In [35]: df = DataFrame({'A' : list('aabcda'), 'B' : list('bcdaae')})
In [36]: df
Out[36]:
A B
0 a b
1 a c
2 b d
3 c a
4 d a
5 a e
In [37]: df.apply(lambda x: x.astype('category'))
Out[37]:
A B
0 a b
1 a c
2 b d
3 c a
4 d a
5 a e
In [38]: df.apply(lambda x: x.astype('category')).B
Out[38]:
0 b
1 c
2 d
3 a
4 a
5 e
Name: B, dtype: category
Categories (5, object): [a, b, c, d, e]
In [39]: df.apply(lambda x: x.astype('category')).A
Out[39]:
0 a
1 a
2 b
3 c
4 d
5 a
Name: A, dtype: category
Categories (4, object): [a, b, c, d]
But if you have 'similar' cateogories then you would usually do this, automatically
astyping with the same uniques.
In [41]: uniques = np.sort(pd.unique(df.values.ravel()))

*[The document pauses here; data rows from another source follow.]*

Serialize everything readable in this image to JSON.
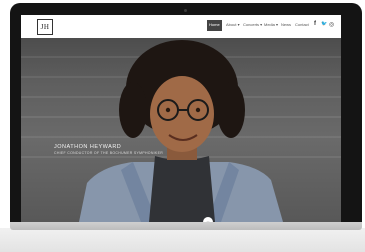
{
  "site": {
    "logo_text": "JH",
    "nav": {
      "items": [
        {
          "label": "Home"
        },
        {
          "label": "About ▾"
        },
        {
          "label": "Concerts ▾"
        },
        {
          "label": "Media ▾"
        },
        {
          "label": "News"
        },
        {
          "label": "Contact"
        }
      ],
      "social": [
        {
          "icon": "facebook-icon",
          "glyph": "f"
        },
        {
          "icon": "twitter-icon",
          "glyph": "🐦"
        },
        {
          "icon": "instagram-icon",
          "glyph": "◎"
        }
      ]
    },
    "hero": {
      "title": "JONATHON HEYWARD",
      "subtitle": "CHIEF CONDUCTOR OF THE BOCHUMER SYMPHONIKER",
      "scroll_glyph": "⌄"
    }
  },
  "colors": {
    "bezel": "#141414",
    "nav_bg": "#ffffff",
    "nav_active": "#444444",
    "hero_bg": "#5f5f5f",
    "jacket": "#8a9db4"
  }
}
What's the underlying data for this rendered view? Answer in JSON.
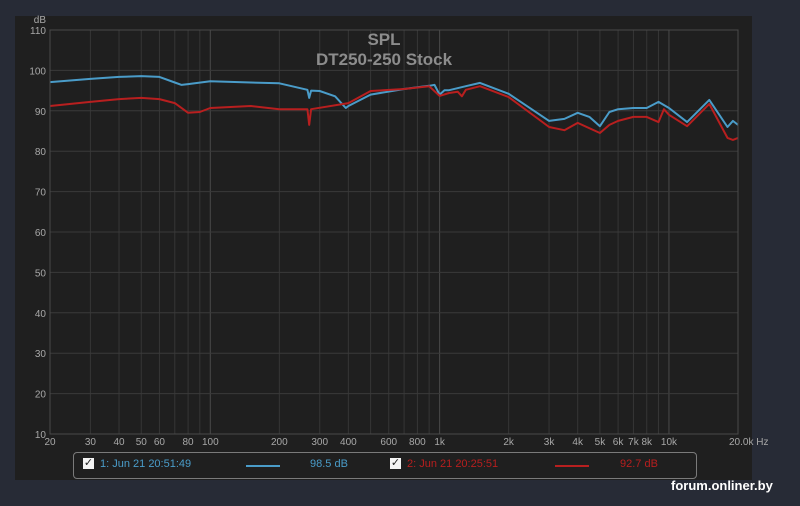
{
  "chart_data": {
    "type": "line",
    "title": "SPL",
    "subtitle": "DT250-250 Stock",
    "ylabel": "dB",
    "xlabel": "Hz",
    "xscale": "log",
    "xlim": [
      20,
      20000
    ],
    "ylim": [
      10,
      110
    ],
    "grid": true,
    "y_ticks": [
      10,
      20,
      30,
      40,
      50,
      60,
      70,
      80,
      90,
      100,
      110
    ],
    "x_ticks": [
      {
        "v": 20,
        "label": "20"
      },
      {
        "v": 30,
        "label": "30"
      },
      {
        "v": 40,
        "label": "40"
      },
      {
        "v": 50,
        "label": "50"
      },
      {
        "v": 60,
        "label": "60"
      },
      {
        "v": 80,
        "label": "80"
      },
      {
        "v": 100,
        "label": "100"
      },
      {
        "v": 200,
        "label": "200"
      },
      {
        "v": 300,
        "label": "300"
      },
      {
        "v": 400,
        "label": "400"
      },
      {
        "v": 600,
        "label": "600"
      },
      {
        "v": 800,
        "label": "800"
      },
      {
        "v": 1000,
        "label": "1k"
      },
      {
        "v": 2000,
        "label": "2k"
      },
      {
        "v": 3000,
        "label": "3k"
      },
      {
        "v": 4000,
        "label": "4k"
      },
      {
        "v": 5000,
        "label": "5k"
      },
      {
        "v": 6000,
        "label": "6k"
      },
      {
        "v": 7000,
        "label": "7k"
      },
      {
        "v": 8000,
        "label": "8k"
      },
      {
        "v": 10000,
        "label": "10k"
      },
      {
        "v": 20000,
        "label": "20.0k Hz"
      }
    ],
    "series": [
      {
        "name": "1: Jun 21 20:51:49",
        "level": "98.5 dB",
        "color": "#4a9cc9",
        "x": [
          20,
          30,
          40,
          50,
          60,
          70,
          75,
          80,
          100,
          150,
          200,
          265,
          270,
          275,
          300,
          350,
          390,
          400,
          500,
          700,
          900,
          950,
          1000,
          1050,
          1100,
          1300,
          1500,
          2000,
          3000,
          3500,
          4000,
          4500,
          5000,
          5500,
          6000,
          7000,
          8000,
          9000,
          10000,
          12000,
          15000,
          18000,
          19000,
          20000
        ],
        "y": [
          97.1,
          97.9,
          98.4,
          98.6,
          98.4,
          97,
          96.4,
          96.6,
          97.3,
          97,
          96.8,
          95.2,
          93.2,
          95,
          94.9,
          93.6,
          90.7,
          91.2,
          94,
          95.4,
          96.2,
          96.4,
          94,
          95.1,
          95.1,
          96.1,
          96.9,
          94.2,
          87.5,
          88,
          89.5,
          88.5,
          86.2,
          89.7,
          90.4,
          90.7,
          90.7,
          92.2,
          90.7,
          87.2,
          92.7,
          86,
          87.5,
          86.5
        ]
      },
      {
        "name": "2: Jun 21 20:25:51",
        "level": "92.7 dB",
        "color": "#b81f1f",
        "x": [
          20,
          30,
          40,
          50,
          60,
          70,
          80,
          90,
          100,
          150,
          200,
          265,
          270,
          275,
          400,
          500,
          700,
          900,
          1000,
          1100,
          1200,
          1250,
          1300,
          1500,
          2000,
          3000,
          3500,
          4000,
          5000,
          5500,
          6000,
          7000,
          8000,
          9000,
          9500,
          10000,
          12000,
          15000,
          18000,
          19000,
          20000
        ],
        "y": [
          91.2,
          92.2,
          92.9,
          93.2,
          92.9,
          91.9,
          89.5,
          89.7,
          90.7,
          91.2,
          90.4,
          90.4,
          86.5,
          90.4,
          91.9,
          94.9,
          95.4,
          96.1,
          93.7,
          94.4,
          94.7,
          93.6,
          95.2,
          96.1,
          93.4,
          86,
          85.2,
          87,
          84.5,
          86.5,
          87.5,
          88.5,
          88.5,
          87.2,
          90.4,
          89,
          86.2,
          91.7,
          83.3,
          82.8,
          83.3
        ]
      }
    ]
  },
  "watermark": "forum.onliner.by",
  "legend": {
    "check": "✓"
  }
}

In [42]: df.apply(lambda x: x.astype('category', categories=uniques)).A
Out[42]:
0 a
1 a
2 b
3 c
4 d
5 a
Name: A, dtype: category
Categories (5, object): [a, b, c, d, e]
In [43]: df.apply(lambda x: x.astype('category', categories=uniques)).B
Out[43]:
0 b
1 c
2 d
3 a
4 a
5 e
Name: B, dtype: category
Categories (5, object): [a, b, c, d, e]
This is failry straightforward to actually implement, and I think is a nice easy way of coding, w/o having to actually support 2D categoricals internally (and we are moving away from internal 2-d structures anyhow).